Mike I suppose they'll have us all figured out pretty soon. What then?

L.B., Rina barks once, sharply, at the back door when she has done her business and is ready to come back in. But when she sees me leave with the kids to the pool down the street, she howls.

LabRat said...

Part of the problem with studying dogs in the laboratory is one of the problems with reductionism in general; some systems you cannot break down without also destroying the system and eliminating all hope of useful information. The nutshell way I usually put it is that it's the same reason you can't take a cat completely apart, put it back together, and still have a functional cat.

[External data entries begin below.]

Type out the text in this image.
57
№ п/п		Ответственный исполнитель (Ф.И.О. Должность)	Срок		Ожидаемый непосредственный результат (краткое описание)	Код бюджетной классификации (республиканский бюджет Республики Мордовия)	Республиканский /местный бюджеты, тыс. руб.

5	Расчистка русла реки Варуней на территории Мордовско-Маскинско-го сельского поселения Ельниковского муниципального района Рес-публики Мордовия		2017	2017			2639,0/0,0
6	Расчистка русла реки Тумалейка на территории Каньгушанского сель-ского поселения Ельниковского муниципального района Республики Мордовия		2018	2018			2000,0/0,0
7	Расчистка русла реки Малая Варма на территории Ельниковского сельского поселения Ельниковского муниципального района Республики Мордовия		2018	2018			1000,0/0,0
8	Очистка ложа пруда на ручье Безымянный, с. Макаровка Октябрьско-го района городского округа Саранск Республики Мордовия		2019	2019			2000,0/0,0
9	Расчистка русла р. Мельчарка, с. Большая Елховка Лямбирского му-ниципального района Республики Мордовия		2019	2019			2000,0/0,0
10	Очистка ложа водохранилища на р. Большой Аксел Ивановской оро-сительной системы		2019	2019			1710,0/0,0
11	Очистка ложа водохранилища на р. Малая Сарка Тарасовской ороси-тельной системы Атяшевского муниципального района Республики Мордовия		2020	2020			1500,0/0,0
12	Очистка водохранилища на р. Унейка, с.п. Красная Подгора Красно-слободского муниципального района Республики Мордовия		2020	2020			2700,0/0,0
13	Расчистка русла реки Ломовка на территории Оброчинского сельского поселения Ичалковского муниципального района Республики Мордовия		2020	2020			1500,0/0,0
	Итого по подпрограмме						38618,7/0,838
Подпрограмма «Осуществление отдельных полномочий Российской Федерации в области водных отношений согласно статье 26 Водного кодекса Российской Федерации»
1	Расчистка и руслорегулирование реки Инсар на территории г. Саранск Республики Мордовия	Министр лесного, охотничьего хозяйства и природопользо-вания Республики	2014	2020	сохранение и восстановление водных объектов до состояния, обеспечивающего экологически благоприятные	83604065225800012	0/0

Dogs in a pack or dogs in a home- dogs being social with distinct relationships in general- are the "system". Isolate the dog and deprive it of relationships, and you won't get much useful information about dog behavior.

Mike Spies said...

Matt wrote:"Mike I suppose they'll have us all figured out pretty soon. What then?"

Welcome to the future.

Imagine the consequences of genetic testing... 'they' can identify 'bad guys' before they are born, and divert them into a rehab program at birth? Scares the hell our of me.

Anonymous said...

Don't worry, Mike Spies, if they start genetic testing for bad guys, they'll probably be a grandfather clause to exempt us old bad guys......L.B.

Retrieverman said...

This is a killer post.

I read it when it first came out, and at the time I was quite in love with the simplicity of the argument laid about by people like Raymond Coppinger, even though I did have a certain amount of quibbles with some of his insistence that dogs were nothing more than mentally delayed wolf puppies.

Over time, I've been exposed to more literature and more criticism, and those quibbles I had are actually major problems that these models can't answer.

BTW, they essentially gave up looking for the genes that separate tame foxes from nontame ones. I believe the experiment now has folded in Russia, though I think it still goes on at Cornell.